En entreprenant ses longs voyages, le saumon transporte avec lui des nutriments, mais aussi des contaminants, qui seront « transmis » aux autres créatures qui s’en nourriront.
Ce constat, qui apparaît dans une recherche parue le 9 octobre dans la revue Nature, n’est pas une surprise pour les biologistes marins. Et pourtant, il semble que ces scientifiques avaient jusqu’ici pris l’habitude, lorsqu’ils analysaient l’impact du saumon sur les écosystèmes qu’il traverse, de mesurer les nutriments ou les contaminants, mais rarement les deux en même temps.
N’importe quel poisson transporte en effet avec lui des nutriments, qui enrichiront l’écosystème où il terminera sa vie — que cela se fasse parce qu’il a été mangé par un plus gros, ou parce qu’il s’est décomposé au fond de la mer. Mais n’importe quel poisson transporte aussi des contaminants (comme le mercure et les BPC), et les chercheurs, appartenant à quatre universités des États-Unis et une du Canada (Université de Saskatchewan), ont voulu pointer du doigt les changements dans les proportions des nutriments et des contaminants sur quatre décennies — de 1976 à 2015.
Ils se sont intéressés aux cinq grandes espèces du saumon du Pacifique, connu pour ses grandes migrations annuelles, de l’océan jusqu’aux rivières où il va déposer ses oeufs.
Les « avantages et inconvénients » pour la nature ne sont pas à négliger: on estime que, chaque année, 119 millions de saumons du Pacifique retournent dans leurs rivières nord-américaines respectives. Les « entrées » de nutriments que cela représente sont parmi les plus grosses qu’on ait estimées jusqu’ici parmi les grands groupes d’animaux, résume l’un des signataires dans un communiqué de l’Université du Connecticut.
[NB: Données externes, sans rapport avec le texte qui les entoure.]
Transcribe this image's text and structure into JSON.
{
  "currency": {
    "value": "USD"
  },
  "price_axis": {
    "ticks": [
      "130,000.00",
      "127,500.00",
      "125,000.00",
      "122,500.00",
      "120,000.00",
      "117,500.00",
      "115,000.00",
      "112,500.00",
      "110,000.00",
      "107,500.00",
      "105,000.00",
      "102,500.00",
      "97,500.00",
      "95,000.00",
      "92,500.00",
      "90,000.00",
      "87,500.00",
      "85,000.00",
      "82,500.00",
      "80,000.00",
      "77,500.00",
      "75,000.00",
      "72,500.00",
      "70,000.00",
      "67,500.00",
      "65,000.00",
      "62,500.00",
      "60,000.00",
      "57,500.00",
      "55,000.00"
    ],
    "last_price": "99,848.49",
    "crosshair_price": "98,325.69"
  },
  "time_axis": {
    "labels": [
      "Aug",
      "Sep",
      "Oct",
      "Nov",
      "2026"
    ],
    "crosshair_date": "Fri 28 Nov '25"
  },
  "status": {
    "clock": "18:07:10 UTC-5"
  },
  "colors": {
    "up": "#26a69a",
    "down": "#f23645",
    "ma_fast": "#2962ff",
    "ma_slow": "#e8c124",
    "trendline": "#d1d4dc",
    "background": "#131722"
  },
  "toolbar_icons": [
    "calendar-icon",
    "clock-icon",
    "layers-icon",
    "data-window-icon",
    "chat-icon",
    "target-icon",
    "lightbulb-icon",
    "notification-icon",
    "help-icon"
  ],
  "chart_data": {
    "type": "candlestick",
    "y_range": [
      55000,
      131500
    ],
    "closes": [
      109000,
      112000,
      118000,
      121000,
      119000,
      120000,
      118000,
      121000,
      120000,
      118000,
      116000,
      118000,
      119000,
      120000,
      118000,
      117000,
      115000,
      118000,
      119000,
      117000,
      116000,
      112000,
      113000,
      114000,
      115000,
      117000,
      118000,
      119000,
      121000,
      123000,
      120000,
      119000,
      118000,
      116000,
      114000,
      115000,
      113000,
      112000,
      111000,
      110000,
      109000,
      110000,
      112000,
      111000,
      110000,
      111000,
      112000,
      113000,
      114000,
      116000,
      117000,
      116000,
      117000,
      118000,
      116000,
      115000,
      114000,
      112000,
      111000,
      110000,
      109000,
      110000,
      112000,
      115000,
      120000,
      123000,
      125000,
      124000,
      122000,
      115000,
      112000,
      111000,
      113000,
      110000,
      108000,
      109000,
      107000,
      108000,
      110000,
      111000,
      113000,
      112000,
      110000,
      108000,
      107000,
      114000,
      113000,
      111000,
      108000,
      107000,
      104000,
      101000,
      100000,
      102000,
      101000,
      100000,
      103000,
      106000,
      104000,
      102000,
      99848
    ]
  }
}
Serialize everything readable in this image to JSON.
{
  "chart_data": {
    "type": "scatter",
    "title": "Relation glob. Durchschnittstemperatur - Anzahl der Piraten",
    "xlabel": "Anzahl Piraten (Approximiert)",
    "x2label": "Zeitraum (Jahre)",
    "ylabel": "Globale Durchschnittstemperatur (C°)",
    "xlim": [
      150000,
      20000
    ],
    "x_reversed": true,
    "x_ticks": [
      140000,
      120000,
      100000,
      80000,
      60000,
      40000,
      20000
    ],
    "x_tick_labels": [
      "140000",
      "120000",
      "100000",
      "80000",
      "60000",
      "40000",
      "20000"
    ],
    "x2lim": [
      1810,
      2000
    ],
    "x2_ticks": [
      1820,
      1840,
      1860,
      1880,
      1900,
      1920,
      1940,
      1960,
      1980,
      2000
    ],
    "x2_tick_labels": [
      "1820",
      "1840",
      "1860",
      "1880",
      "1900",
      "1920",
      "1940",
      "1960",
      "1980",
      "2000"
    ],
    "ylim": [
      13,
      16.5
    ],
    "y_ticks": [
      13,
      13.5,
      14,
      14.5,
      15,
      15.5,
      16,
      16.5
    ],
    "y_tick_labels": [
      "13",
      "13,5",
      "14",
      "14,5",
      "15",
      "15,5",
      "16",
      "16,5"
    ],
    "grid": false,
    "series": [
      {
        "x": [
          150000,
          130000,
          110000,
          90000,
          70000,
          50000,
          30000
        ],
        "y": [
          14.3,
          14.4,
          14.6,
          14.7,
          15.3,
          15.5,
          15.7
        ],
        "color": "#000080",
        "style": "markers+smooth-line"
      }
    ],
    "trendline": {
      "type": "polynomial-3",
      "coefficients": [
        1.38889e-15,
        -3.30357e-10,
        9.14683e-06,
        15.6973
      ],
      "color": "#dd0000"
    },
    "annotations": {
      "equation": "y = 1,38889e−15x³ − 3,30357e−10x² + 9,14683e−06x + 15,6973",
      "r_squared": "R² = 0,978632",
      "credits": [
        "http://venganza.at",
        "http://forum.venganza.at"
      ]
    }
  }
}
Qui plus est, comme le nombre de saumons du Pacifique a augmenté depuis 40 ans, cela représenterait, lit-on dans l’étude, une augmentation de 30% autant des nutriments que des contaminants transportés.
Avec un impact positif, négatif ou nul sur les écosystèmes traversés? Étonnamment, cela semble varier d’une espèce à l’autre: le saumon chinook transporte un ratio relativement élevé de contaminants par rapport à ses nutriments, tandis que le saumon rose (Oncorhynchus gorbuscha) transporte davantage de nutriments pour chaque dose de contaminants. Au final toutefois, en chiffres absolus, c’est le saumon rose qui, vu son abondance, transporte le plus de contaminants à sa destination finale.
On parle néanmoins de « traces », c’est-à-dire de doses trop faibles pour présenter un danger chez les humains qui consomment ces poissons, rappellent les chercheurs. Mais cette recherche ouvre une fenêtre sur l’impact indirect qu’ont sur les écosystème toutes ces « traces » transportées à de grandes distances par toutes sortes d’autres espèces migratrices.